Falar de religião implica tocar no tema sincretismo, especialmente no Brasil ou pelo menos mais evidentemente aqui do que noutros países. Temos modos de sentir e vivenciar as religiões com características de nossa cultura. Temos a Umbanda, uma religião que nasceu no Brasil, fruto do encontro da religião colonial católica com os cultos trazidos pelos africanos escravizados, permeados por elementos dos povos indígenas e por fim com a doutrina espírita explicitada nos escritos de Kardec, importada da França por intelectuais brasileiros. Portanto, falar de sincretismo é algo necessário em nosso meio cultural, pois não só a Umbanda possui elementos sincréticos, citamos essa religião como exemplo óbvio para o tema. O autor Leonardo Boff trata de forma bastante rica o tema sincretismo em sua obra Igreja: Carisma e Poder, texto altamente recomendado para quem desejar se aprofundar no assunto. E é Boff que nos explica:
Num estudo bastante minucioso, temos mostrado alhures, que o cristianismo puro não existe, nunca existiu nem pode existir. O divino sempre se dá em mediações humanas. Estas se comportam face a ele dialeticamente: constituem o divino na concreção da história (identidade), revelando-o, bem como o negam, por sua limitação intrínseca (não identidade), velando-o. O que existe concretamente é sempre a Igreja(s) como expressão histórico-cultural e objetivação religiosa de cristianismo, vivendo a dialética da afirmação e da negação de todas as concretizações. (Boff, 1981, p. 150) (grifo nosso)

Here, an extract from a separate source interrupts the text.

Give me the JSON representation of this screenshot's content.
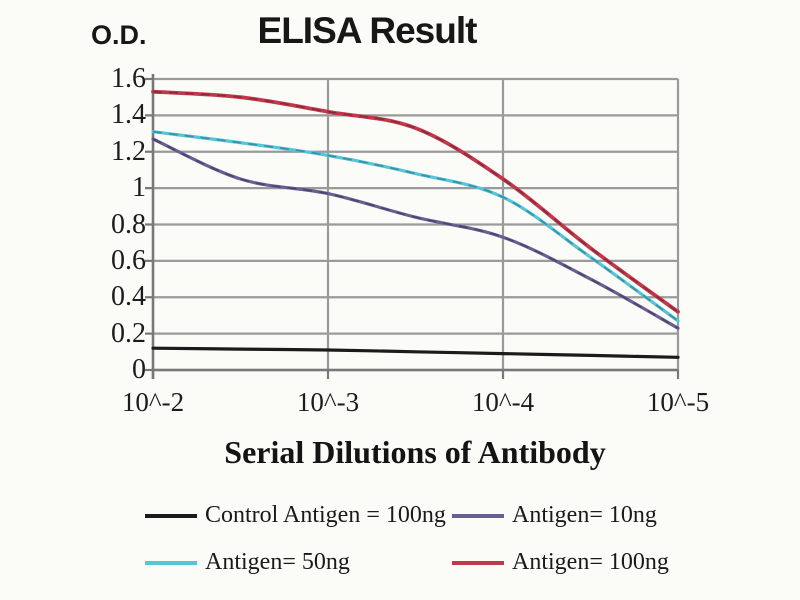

Da mesma forma outras expressões religiosas, salvo melhor juízo, não podem expressar-se de forma pura, por conta da mediação humana, permeada pela subjetividade que interpreta e reformula tudo que chega ao ser humano, ficando a cargo das instituições religiosas a concretização mais formal e padronizada do que costumamos chamar de ortodoxia ou doutrina. A prova disto é que mesmo dentro da fé cristã existem várias Igrejas, ou seja, várias concretizações da religião cristã.
Mas, será que o sincretismo é algo negativo? O próprio Boff responde:
O sincretismo, portanto, não constitui um mal necessário nem representa uma patologia da religião pura. É sua normalidade como momento de encarnação, expressão e objetivação de uma fé ou experiência religiosa. Pode, como veremos, apresentar patologias. Mas fundamentalmente emerge como fenômeno universal constitutivo de toda expressão religiosa. (Boff, 1981, p. 151)
Assim, desejar que uma religião seja pura em sua expressão pelos seus seguidores é algo desconsidera a realidade do grupo, e provocará cismas como normalmente ocorre nas Igrejas Evangélicas, as quais contam centenas ou milhares em nosso país, cada qual buscando atender o maior ou menor grau de ortodoxia. A aceitação de que o povo em seu meio sociocultural tem demandas e modos de ser que as religiões devem buscar entender e atender são assim explicitadas por Boff:
Impõe-se hoje em dia cada vez a convicção de que o presente sincretismo cristão e católico se tornou incapaz de fazer justiça aos direitos de outra cultura e de responder adequadamente a exigências da alma negra. [...] A umbanda dá a impressão de ser um protesto popular contra todas as formas religiosas importadas e insuficientemente adaptadas ao ambiente [...] Daí se depreende que o futuro do cristianismo no Brasil está subordinado à capacidade maior ou menor que possui de articular um novo sincretismo. Sua atual expressão cultural nos quadros da cultura greco-romano-germânica pertence a sua glória passada. E tudo indica que será definitivamente passada para a nova cultura que entre nós se esboça. (Boff, 1981, p. 170)
Esperamos ter estimulado a reflexão sobre pureza doutrinária versus sincretismo, algo que julgamos ser visto apenas de forma negativa tanto pelos adeptos quanto pelas lideranças religiosas. Desejamos que um novo olhar sobre o tema, conforme lançado por Leonardo Boff, possa auxiliar na reelaboração das expressões religiosas no sentido de assumir as adaptações necessárias ao meio sociocultural brasileiro, evidentemente sem distorcer a essência das propostas religiosas, porque aceitar que haja sincretismo não implica em converter-se ao que vem de fora mas, aceitar, entender e dialogar visando à conversão para a identidade que abarca o que está nela sincretizado.
Referência
BOFF, Leonardo. IGREJA: CARISMA E PODER-Ensaios de Eclesiologia Militante. 2. ed. Petrópolis: Editora Vozes, 1981.